Falstaff à l'Opéra Bastille, une rentrée riante et enjouée
L'Opéra de Paris ouvre sa saison 2024/2025 en reprenant la production de Falstaff signée Dominique Pitoiset, inaugurée en 1999. Si la scénographie, rappelant volontairement le film Il était une fois en Amérique (les plus jeunes penseront à Gangs of New York), peut paraître un peu datée, 25 ans plus tard, elle reste malgré tout très plaisante, lisible à souhait, et surtout très Shakespearienne. Sans effets superflus, la mise en scène retranscrit avec bonheur tout l'esprit et l'humour des comédies du Barde. Une scène de balcon vient même rappeler Roméo et Juliette, tandis que de superbes jeux d'ombres (lumières de Philippe Albaric, adaptées par Christophe Pitoiset) rappellent le Songe d'une nuit d'été dans la grande scène de Ford. Les merveilleux costumes d'Elena Rivkina apportent une certaine chaleur, tandis que les décors, simples mais parfaitement efficaces d'Alexandre Beliaev ajoutent une certaine touche de charme.
L'Orchestre de l'Opéra national de Paris, sous la direction de Michael Schonwandt est ronflant, les cuivres rutilent, les trompettes pétaradent, les cordes et les bois enrobent dans du velours, tandis que les percussions vibrent et font vibrer sans complexe.

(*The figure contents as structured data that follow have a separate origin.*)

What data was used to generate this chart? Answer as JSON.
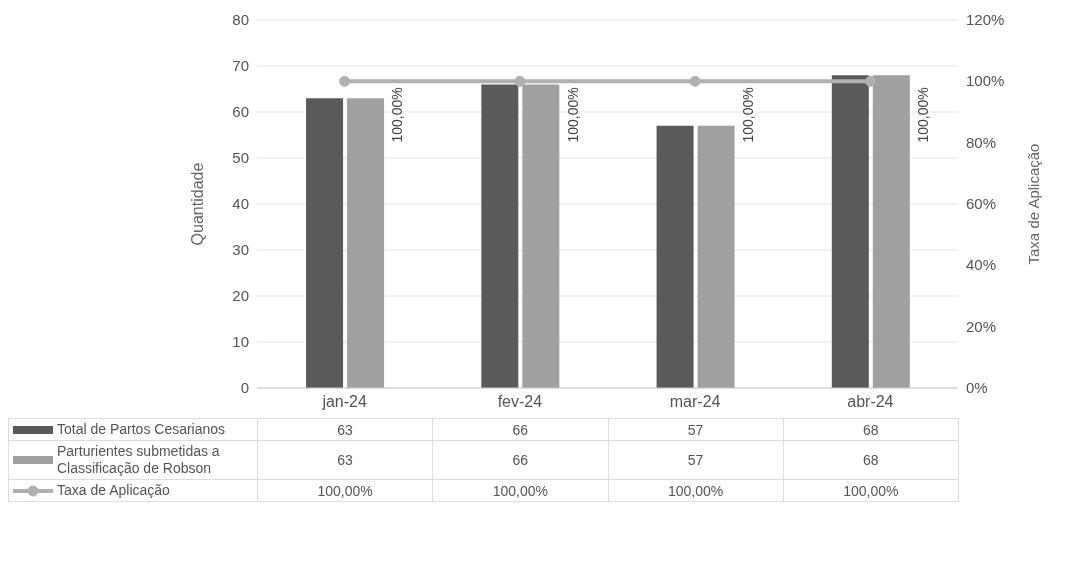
{
  "chart_data": {
    "type": "bar",
    "ylabel": "Quantidade",
    "y2label": "Taxa de Aplicação",
    "categories": [
      "jan-24",
      "fev-24",
      "mar-24",
      "abr-24"
    ],
    "series": [
      {
        "name": "Total de Partos Cesarianos",
        "color": "#5a5a5a",
        "values": [
          63,
          66,
          57,
          68
        ]
      },
      {
        "name": "Parturientes submetidas a Classificação de Robson",
        "color": "#a0a0a0",
        "values": [
          63,
          66,
          57,
          68
        ]
      },
      {
        "name": "Taxa de Aplicação",
        "type": "line",
        "axis": "y2",
        "color": "#b0b0b0",
        "values": [
          100,
          100,
          100,
          100
        ],
        "value_labels": [
          "100,00%",
          "100,00%",
          "100,00%",
          "100,00%"
        ]
      }
    ],
    "ylim": [
      0,
      80
    ],
    "yticks": [
      0,
      10,
      20,
      30,
      40,
      50,
      60,
      70,
      80
    ],
    "y2lim": [
      0,
      120
    ],
    "y2ticks": [
      {
        "value": 0,
        "label": "0%"
      },
      {
        "value": 20,
        "label": "20%"
      },
      {
        "value": 40,
        "label": "40%"
      },
      {
        "value": 60,
        "label": "60%"
      },
      {
        "value": 80,
        "label": "80%"
      },
      {
        "value": 100,
        "label": "100%"
      },
      {
        "value": 120,
        "label": "120%"
      }
    ],
    "grid": "y",
    "legend": "bottom",
    "data_labels": true,
    "marker": "circle"
  }
}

La mise en place n'est pas toujours évidente mais la baguette du chef ne faiblit jamais, et c'est sous de grands bravos mérités qu'il vient saluer sur scène. Préparés par Alessandro Di Stefano, le chœur de femmes se fait remarquer par sa présence féerique, tandis que les hommes ajoutent une touche d'humour à la soirée.
Dans le rôle-titre, Ambrogio Maestri, dont le physique et la versatilité ne sont pas sans rappeler Raymond Devos, joue à merveille de sa voix, et en véritable comédien. L'aigu est triomphal, le falsetto hilarant, les graves soyeux, et le personnage bonhomme, naïf et très, très comique. Montrant à peine un ou deux signes de fatigue, le baryton italien porte le rôle toute la soirée avec un bonheur et une maîtrise visibles.
Ses deux acolytes, Bardolfo (Nicholas Jones) et Pistola (Alessio Cacciamani) forment un duo clownesque et joyeux. Le premier se fait remarquer par un timbre de ténor clair et une émission brillante, bien davantage que le second, qui s'exprime toutefois aussi bien techniquement que scéniquement.
Dans le rôle de Ford, le baryton ukrainien Andrii Kymach dispose d'un timbre métallique et d'une belle rondeur dans les graves, mais qui vire parfois à l'acide dans les aigus. Sa rigidité générale correspond tout à fait au rôle, mais se répercute trop sur sa vocalité qui manque de souplesse.
Iván Ayón-Rivas, quant à lui, campe un Fenton fougueux au timbre lyrique, chaud, et fait montre d’une maîtrise impressionnante des nuances : les pianissimi sont subtils, les forte ardents, la technique souveraine.
Pour clore la distribution masculine, Gregory Bonfatti, en Dottore Cajus, se montre légèrement en retrait et peine à remplir cette scène et cette salle, notamment avec un tel orchestre dans la fosse. Pourtant, le timbre est brillant mais manque de projection.
En ce qui concerne la distribution féminine, Olivia Boen (Mrs Alice Ford) déploie au cours de la soirée une voix souple et veloutée, aussi agile que profonde. Scéniquement très drôle et très aguerrie, elle fait des débuts très prometteurs, dans le rôle et à l'Opéra de Paris.
À ses côtés, Federica Guida fait elle aussi des débuts maison très remarqués et applaudis, dans le rôle de Nannetta. Le timbre est rond et libre mais inégalement dompté, et une fâcheuse tendance à prendre les notes par en-dessous gâche quelque peu le plaisir.
Marie-Nicole Lemieux semble prendre un plaisir fou et communicatif à interpréter le rôle de Mrs Quickly, dans lequel elle s'épanouit pleinement. Malgré cela, le timbre est parfois un peu dur, forcé, et semble avoir perdu un peu de sa souplesse.
Enfin, la voix de Marie-Andrée Bouchard-Lesieur est timbrée mais manque parfois de projection pour ne pas être couverte par les autres (il faut dire que le personnage de Mrs Meg Page a tendance à se voir noyé dans le quatuor féminin).
La soirée est un succès, le public est conquis et applaudit cette rentrée lyrique avec ferveur.